Kubrick gira la scena, che diventerà la più famosa del film. Nel frattempo
quasi tutti, sul set e in produzione, sono convinti che la sceneggiatura che
stanno girando sia firmata da “Sam Jackson”. Ma Douglas si è stufato della
finzione, e a film finito decide di forzare la mano. In un drammatico e buffo
showdown con Trumbo, decide di “uccidere” Sam Jackson e di resuscitare Dalton
Trumbo. Alla fine tutta Hollywood accetta, chi con gioia, chi obtorto collo,
che la lista nera sia finita.
Kirk Douglas non è stato solo un grande attore e un
produttore coraggioso. È stato anche un bravo scrittore. Ha pubblicato libri di
poesie, una notevole autobiografia, e il libro suddetto: scritti da lui, niente
ghost writers. Ha lavorato anche in Italia, nell’Ulisse di Camerini, voluto da
De Laurentiis (Silvana Mangano, in quel film, interpreta sia Penelope sia la
maga Circe: scelta intrigante). Ha girato decine di film, è stato tre volte
candidato all’Oscar senza vincerlo (l’ha vinto suo figlio, Michael, che lo
adorava). Ha avuto una vita lunga e splendida: non bisogna essere tristi per
lui. E uno dei modi migliori di ricordarlo è rivedere Spartacus e leggere lo
splendido libro di cui vi abbiamo parlato.
“Come attore è
facile fare l’eroe; lottiamo contro i cattivi e ci battiamo per la giustizia.

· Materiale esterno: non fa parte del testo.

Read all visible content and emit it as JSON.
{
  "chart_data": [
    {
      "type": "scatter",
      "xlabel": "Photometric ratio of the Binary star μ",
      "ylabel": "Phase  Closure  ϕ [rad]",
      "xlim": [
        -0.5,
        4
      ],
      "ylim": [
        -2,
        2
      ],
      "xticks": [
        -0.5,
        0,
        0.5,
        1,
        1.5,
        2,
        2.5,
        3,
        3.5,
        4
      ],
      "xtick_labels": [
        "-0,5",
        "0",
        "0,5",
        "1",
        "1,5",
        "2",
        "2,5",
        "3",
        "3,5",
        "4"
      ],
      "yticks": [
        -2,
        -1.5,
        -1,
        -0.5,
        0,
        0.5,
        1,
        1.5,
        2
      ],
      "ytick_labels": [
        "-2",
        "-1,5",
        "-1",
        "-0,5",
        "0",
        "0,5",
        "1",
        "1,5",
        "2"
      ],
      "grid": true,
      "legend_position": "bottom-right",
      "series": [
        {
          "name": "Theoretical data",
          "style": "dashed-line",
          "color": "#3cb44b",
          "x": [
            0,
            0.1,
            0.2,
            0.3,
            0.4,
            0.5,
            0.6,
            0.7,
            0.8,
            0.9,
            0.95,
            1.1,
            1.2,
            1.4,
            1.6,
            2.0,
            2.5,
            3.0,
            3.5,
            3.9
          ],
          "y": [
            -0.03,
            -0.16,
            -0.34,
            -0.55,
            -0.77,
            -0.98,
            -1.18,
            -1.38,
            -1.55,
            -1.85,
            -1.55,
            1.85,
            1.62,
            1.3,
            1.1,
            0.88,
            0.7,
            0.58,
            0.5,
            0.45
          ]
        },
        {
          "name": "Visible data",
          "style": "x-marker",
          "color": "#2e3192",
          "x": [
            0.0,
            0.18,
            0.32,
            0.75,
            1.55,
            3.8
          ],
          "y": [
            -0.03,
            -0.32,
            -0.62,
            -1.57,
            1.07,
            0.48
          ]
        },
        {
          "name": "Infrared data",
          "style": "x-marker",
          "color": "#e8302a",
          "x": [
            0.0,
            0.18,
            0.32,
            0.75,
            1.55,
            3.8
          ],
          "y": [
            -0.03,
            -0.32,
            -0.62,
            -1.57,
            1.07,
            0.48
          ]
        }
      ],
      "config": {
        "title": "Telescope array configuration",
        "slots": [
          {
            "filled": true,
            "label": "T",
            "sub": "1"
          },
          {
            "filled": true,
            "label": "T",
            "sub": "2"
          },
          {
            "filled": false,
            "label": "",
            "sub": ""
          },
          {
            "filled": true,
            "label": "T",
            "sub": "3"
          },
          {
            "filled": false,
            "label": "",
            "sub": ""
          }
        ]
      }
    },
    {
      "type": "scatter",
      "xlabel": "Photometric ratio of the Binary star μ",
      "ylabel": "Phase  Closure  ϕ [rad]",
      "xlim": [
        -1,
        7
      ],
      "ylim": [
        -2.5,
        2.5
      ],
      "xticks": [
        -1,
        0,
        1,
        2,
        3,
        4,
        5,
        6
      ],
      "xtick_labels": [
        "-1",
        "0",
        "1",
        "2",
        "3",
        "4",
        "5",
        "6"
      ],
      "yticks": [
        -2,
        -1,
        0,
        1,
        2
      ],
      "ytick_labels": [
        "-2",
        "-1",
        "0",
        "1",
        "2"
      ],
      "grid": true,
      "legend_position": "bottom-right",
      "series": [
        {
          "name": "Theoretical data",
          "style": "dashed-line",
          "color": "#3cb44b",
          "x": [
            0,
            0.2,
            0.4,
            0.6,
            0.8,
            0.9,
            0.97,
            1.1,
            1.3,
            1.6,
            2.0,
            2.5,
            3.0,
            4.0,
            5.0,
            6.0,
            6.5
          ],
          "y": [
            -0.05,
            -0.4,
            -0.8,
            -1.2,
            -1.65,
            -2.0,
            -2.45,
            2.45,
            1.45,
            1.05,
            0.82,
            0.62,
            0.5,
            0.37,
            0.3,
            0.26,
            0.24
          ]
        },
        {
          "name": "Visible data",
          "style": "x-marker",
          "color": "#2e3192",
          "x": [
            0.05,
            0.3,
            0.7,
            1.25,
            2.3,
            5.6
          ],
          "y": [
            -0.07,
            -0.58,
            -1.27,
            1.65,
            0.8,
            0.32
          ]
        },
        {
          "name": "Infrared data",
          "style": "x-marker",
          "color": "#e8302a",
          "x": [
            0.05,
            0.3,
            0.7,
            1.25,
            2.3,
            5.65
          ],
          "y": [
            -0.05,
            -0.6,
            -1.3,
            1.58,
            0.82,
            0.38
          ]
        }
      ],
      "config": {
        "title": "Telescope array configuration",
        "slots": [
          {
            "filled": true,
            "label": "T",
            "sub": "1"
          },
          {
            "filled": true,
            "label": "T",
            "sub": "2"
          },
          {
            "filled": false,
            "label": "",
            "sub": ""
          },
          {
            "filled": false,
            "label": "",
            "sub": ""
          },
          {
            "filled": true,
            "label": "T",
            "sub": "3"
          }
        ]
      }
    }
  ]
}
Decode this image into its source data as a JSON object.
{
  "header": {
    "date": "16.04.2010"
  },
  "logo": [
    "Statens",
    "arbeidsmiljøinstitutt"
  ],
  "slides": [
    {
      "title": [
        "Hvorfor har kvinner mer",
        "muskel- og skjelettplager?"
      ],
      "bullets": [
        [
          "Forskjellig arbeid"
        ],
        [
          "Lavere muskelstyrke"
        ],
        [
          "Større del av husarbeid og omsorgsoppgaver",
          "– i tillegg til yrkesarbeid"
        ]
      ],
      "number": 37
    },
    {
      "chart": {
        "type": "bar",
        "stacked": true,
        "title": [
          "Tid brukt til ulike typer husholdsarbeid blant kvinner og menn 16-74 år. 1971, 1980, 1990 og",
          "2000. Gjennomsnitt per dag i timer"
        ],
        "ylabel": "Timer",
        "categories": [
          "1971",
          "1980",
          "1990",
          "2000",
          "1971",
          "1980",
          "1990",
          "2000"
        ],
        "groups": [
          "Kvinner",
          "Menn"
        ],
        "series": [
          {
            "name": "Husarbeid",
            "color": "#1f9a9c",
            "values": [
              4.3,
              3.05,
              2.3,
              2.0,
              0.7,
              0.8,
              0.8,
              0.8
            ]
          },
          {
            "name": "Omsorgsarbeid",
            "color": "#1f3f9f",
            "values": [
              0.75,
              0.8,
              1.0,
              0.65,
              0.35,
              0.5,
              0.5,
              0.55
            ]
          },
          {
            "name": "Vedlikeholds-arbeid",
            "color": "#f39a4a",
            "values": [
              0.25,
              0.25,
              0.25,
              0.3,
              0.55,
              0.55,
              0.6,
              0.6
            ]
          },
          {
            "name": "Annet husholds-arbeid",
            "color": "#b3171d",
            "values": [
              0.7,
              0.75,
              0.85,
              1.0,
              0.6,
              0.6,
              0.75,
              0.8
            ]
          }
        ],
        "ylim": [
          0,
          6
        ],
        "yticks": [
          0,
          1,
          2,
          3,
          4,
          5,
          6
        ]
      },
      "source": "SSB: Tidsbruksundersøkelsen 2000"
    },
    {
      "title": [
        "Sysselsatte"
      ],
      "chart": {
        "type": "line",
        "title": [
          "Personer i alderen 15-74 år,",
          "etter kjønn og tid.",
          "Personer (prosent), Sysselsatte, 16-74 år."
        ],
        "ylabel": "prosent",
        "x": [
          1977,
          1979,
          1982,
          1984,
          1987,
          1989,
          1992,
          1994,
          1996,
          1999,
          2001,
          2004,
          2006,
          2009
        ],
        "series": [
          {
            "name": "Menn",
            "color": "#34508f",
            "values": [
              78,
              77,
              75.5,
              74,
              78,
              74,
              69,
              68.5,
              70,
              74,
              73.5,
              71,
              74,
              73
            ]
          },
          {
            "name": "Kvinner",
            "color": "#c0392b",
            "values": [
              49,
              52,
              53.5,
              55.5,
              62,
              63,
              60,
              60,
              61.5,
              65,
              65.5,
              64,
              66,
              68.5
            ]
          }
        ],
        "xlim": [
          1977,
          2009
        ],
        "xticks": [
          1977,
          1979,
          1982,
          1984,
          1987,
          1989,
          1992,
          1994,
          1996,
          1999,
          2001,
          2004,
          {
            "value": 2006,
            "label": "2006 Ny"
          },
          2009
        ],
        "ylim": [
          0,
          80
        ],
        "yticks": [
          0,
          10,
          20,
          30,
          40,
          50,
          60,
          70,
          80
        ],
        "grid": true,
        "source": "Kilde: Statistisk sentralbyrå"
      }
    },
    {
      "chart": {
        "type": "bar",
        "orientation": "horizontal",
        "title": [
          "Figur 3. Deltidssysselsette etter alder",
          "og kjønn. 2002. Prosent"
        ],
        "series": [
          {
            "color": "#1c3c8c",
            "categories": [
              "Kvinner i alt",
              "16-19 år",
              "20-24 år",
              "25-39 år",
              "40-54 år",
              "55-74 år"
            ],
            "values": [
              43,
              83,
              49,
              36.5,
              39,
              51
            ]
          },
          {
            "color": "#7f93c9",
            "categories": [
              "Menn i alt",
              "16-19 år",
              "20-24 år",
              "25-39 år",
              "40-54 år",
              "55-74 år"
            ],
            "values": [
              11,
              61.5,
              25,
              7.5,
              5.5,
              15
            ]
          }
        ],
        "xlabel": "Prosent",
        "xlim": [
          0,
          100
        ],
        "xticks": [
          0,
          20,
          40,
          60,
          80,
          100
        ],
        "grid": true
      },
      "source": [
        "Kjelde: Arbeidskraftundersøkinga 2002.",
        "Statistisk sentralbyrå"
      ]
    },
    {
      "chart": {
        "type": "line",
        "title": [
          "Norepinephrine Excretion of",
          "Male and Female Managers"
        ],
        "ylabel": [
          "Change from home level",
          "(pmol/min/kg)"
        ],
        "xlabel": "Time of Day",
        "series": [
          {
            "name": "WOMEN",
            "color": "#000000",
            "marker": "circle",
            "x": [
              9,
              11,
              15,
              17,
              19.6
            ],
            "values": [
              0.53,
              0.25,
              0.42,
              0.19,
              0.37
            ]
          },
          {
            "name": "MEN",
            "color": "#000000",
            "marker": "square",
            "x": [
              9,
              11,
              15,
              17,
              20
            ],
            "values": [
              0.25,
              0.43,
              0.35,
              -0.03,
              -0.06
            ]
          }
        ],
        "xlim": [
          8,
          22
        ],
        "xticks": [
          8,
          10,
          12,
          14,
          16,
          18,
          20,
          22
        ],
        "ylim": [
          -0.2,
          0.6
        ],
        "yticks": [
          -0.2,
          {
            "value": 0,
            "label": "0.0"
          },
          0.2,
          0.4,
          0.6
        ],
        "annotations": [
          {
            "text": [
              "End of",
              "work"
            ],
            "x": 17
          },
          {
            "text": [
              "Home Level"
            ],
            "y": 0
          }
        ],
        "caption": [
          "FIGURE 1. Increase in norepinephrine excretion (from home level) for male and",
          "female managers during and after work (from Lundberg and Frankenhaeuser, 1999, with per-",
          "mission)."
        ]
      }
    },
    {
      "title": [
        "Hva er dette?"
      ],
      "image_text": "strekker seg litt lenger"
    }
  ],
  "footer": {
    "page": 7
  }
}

Nella vita reale le scelte non sono sempre così semplici. Le liste nere di
Hollywood, che sono state ricreate in maniera potente nel film “L’ultima parola
– La vera storia di Dalton Trumbo”, fanno parte di un’epoca che ricordo
molto bene. Le scelte erano difficili, le conseguenze dolorose e molto reali.
Nel periodo delle liste nere ho avuto amici che sono stati costretti ad
esiliare, perché nessuno li faceva lavorare; attori che si sono suicidati dalla
disperazione. Lee Grant, mia giovane co-protagonista nel film “Detective Story”
(1951), non ha potuto lavorare per quasi dodici anni, dopo essersi rifiutata di
testimoniare contro il marito di fronte al Comitato per le Attività
Antiamericane.
Fui minacciato di essere additato come comunista e rovinare
così la mia carriera, se avessi fatto lavorare in “Spartacus”, il mio
amico Dalton Trumbo, sceneggiatore proscritto nelle liste nere. Ci sono momenti in cui bisogna lottare per i proprio principi. Sono davvero
orgoglioso dei miei colleghi attori che usano la loro influenza pubblica per
lottare contro le ingiustizie. A 98 anni ho imparato una lezione dalla storia:
spesso si ripete. Spero che “L’ultima parola – La vera storia di Dalton
Trumbo”, importante pellicola, ricordi a tutti noi che le liste nere sono state
un periodo terribile per la nostra nazione, ma che possiamo trarne insegnamento
in modo che fatti del genere non si ripetano mai più”.